Journal of Chromatography B: Biomedical Sciences and Applications | 1985

Drug level monitoring: cardiovascular drugs

Martin Ahnoff; Magnar Ervik; Per-Olof Lagerström; Bengt-Arne Persson; Jörgen Vessman

Methods for the determination of cardiovascular drugs in blood and plasma are critically reviewed with emphasis on gas and liquid chromatographic techniques. The importance of the various procedures is discussed, in particular sample work-up where the conditions for isolation and derivatization of the compounds are decisive for the accuracy and precision of the methods.
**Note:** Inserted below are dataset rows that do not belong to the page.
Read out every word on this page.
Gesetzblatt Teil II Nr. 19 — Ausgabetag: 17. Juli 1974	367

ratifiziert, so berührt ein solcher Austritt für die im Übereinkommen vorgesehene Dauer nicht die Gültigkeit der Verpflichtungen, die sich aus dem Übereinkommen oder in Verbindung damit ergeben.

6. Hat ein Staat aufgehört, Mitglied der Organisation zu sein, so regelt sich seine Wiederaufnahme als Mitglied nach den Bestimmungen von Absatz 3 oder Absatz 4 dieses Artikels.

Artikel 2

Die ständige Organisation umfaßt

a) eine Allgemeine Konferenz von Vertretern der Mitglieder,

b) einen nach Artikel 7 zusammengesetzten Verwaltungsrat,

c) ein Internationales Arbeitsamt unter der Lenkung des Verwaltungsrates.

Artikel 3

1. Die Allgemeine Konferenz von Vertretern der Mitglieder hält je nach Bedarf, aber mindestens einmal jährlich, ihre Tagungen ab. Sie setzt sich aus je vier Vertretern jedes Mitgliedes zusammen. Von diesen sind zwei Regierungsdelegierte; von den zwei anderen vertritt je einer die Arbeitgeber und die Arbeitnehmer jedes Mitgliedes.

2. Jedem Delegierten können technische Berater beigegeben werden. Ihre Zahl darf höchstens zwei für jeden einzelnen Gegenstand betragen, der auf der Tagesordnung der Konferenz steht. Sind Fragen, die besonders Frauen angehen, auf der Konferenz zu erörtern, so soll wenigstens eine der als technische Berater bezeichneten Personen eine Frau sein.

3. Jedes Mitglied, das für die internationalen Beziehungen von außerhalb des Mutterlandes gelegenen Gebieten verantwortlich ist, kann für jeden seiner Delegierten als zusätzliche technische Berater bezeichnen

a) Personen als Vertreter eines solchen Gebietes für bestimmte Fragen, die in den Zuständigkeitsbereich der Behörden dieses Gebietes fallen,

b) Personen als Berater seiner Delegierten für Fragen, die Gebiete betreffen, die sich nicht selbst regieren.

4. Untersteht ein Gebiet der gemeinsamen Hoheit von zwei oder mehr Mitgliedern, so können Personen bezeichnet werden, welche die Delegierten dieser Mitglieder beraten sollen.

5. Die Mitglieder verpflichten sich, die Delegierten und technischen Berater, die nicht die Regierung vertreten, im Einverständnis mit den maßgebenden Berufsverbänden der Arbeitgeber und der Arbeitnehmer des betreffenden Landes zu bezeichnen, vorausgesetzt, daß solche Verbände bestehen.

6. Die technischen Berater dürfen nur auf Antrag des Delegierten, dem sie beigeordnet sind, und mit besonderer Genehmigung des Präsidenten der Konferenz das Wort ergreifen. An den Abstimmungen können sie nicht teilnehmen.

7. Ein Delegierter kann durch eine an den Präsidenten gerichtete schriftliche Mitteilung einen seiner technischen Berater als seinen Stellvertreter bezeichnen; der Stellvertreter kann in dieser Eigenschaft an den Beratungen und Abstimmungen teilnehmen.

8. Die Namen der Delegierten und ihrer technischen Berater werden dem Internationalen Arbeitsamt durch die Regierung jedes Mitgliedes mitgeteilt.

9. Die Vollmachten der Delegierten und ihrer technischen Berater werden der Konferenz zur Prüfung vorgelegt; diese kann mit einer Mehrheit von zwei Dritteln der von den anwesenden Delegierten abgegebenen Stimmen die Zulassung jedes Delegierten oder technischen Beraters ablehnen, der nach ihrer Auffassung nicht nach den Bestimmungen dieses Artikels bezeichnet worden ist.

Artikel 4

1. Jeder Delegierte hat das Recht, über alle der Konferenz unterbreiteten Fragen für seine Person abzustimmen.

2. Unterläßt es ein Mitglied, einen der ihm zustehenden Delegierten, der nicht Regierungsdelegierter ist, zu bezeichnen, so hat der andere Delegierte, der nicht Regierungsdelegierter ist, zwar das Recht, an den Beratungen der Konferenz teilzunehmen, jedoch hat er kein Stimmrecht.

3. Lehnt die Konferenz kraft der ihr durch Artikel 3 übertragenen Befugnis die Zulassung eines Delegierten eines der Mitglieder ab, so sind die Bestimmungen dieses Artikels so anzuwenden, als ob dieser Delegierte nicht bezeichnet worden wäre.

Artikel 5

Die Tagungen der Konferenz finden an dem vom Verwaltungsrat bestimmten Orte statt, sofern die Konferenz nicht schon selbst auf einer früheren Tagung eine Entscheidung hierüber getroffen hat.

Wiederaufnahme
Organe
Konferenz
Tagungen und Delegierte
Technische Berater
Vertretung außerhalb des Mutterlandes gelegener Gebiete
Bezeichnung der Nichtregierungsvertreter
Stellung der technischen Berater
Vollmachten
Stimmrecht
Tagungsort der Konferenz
Compared with other assay techniques chromatographic methods are generally to be preferred owing to their better selectivity. In the review the following groups are discussed: digitalis glycosides, antiarrhythmic agents, beta-adrenoceptor antagonists, vasodilating agents, antihypertensive compounds, and diuretics.


Journal of Chromatography B: Biomedical Sciences and Applications | 1987

Determination of metaprolol and two major metabolites in plasma and urine by column liquid chromatography and fluorometric detection

Karin Balmér; Yunyang Zhang; Per-Olof Lagerström; Bengt-Arne Persson

Metoprolol and its alpha-hydroxy metabolite were determined in plasma down to 2 nmol/l (S.D. 10-15%) after solvent extraction and bonded-phase liquid chromatography with fluorometric detection. The major metabolite with a carboxylic function was also measured in plasma when liquid-solid extraction on a column activated with dodecyl sulphate was applied. In urine the three components were assayed by direct injection of a diluted sample.